De feesten zorgden weliswaar voor mooie literatuur en wilde verhalen maar haarzelf bracht het aan de rand van de afgrond. Begin jaren zeventig kocht een groepje vrienden (waaronder Reve en van Oorschot) een huisje in het Groningse Garnwerd voor de volledige berooide Fritzi ten Harmsen van der Beek. Daar heeft de rest van haar leven in bijna volledige anonimiteit doorgebracht.
Enkele fragmenten uit de 'Brief uit Amsterdam'
(..) gistermiddag heb ik mij op de HMW bromfiets (..) naar mevrouw Oofi haar landgoed begeven, in de Gooise gemeente L., om het partijtje ter gelegenheid van de verjaardag van haar 11-jarige zoon bij te wonen, en, ter traditie getrouw, des middags het projectieapparaat te bedienen tijdens een filmvoorstelling ten genoege van jeugdige bezoekers. (..)

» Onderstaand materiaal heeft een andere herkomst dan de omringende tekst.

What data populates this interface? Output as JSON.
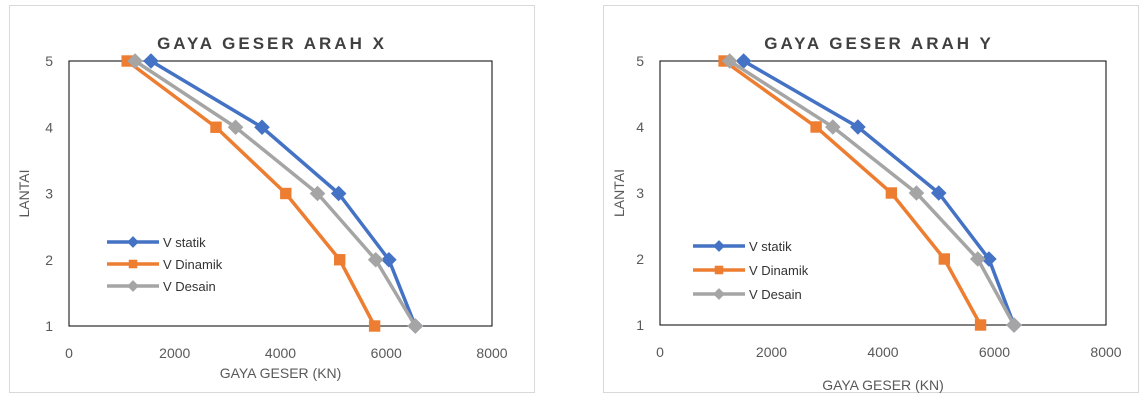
{
  "chart_data": [
    {
      "type": "line",
      "title": "GAYA GESER ARAH X",
      "xlabel": "GAYA GESER (KN)",
      "ylabel": "LANTAI",
      "xlim": [
        0,
        8000
      ],
      "ylim": [
        1,
        5
      ],
      "xticks": [
        "0",
        "2000",
        "4000",
        "6000",
        "8000"
      ],
      "yticks": [
        "1",
        "2",
        "3",
        "4",
        "5"
      ],
      "legend": "left-lower",
      "grid": false,
      "series": [
        {
          "name": "V statik",
          "color": "#4472C4",
          "marker": "diamond",
          "x": [
            6550,
            6050,
            5100,
            3650,
            1550
          ],
          "y": [
            1,
            2,
            3,
            4,
            5
          ]
        },
        {
          "name": "V Dinamik",
          "color": "#ED7D31",
          "marker": "square",
          "x": [
            5780,
            5120,
            4100,
            2780,
            1100
          ],
          "y": [
            1,
            2,
            3,
            4,
            5
          ]
        },
        {
          "name": "V Desain",
          "color": "#A5A5A5",
          "marker": "diamond",
          "x": [
            6550,
            5800,
            4700,
            3150,
            1250
          ],
          "y": [
            1,
            2,
            3,
            4,
            5
          ]
        }
      ]
    },
    {
      "type": "line",
      "title": "GAYA GESER ARAH Y",
      "xlabel": "GAYA GESER (KN)",
      "ylabel": "LANTAI",
      "xlim": [
        0,
        8000
      ],
      "ylim": [
        1,
        5
      ],
      "xticks": [
        "0",
        "2000",
        "4000",
        "6000",
        "8000"
      ],
      "yticks": [
        "1",
        "2",
        "3",
        "4",
        "5"
      ],
      "legend": "left-lower",
      "grid": false,
      "series": [
        {
          "name": "V statik",
          "color": "#4472C4",
          "marker": "diamond",
          "x": [
            6350,
            5900,
            5000,
            3550,
            1500
          ],
          "y": [
            1,
            2,
            3,
            4,
            5
          ]
        },
        {
          "name": "V Dinamik",
          "color": "#ED7D31",
          "marker": "square",
          "x": [
            5750,
            5100,
            4150,
            2800,
            1150
          ],
          "y": [
            1,
            2,
            3,
            4,
            5
          ]
        },
        {
          "name": "V Desain",
          "color": "#A5A5A5",
          "marker": "diamond",
          "x": [
            6350,
            5700,
            4600,
            3100,
            1250
          ],
          "y": [
            1,
            2,
            3,
            4,
            5
          ]
        }
      ]
    }
  ]
}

Oofi haar landhuis, statig en vervallen als altijd, en meer dan ooit gelijkenis vertonend met huis en erve op Chas Addams zijn cartoons, is minder koud dan anders: een weldoener heeft haar een reusachtige, dertig uur zonder bijvullen doorbrandende kolenhaard ten geschenke gegeven, die, beneden in de geweldige hal opgesteld, de temperatuur op trappen en portalen althans boven het vriespunt weet te houden.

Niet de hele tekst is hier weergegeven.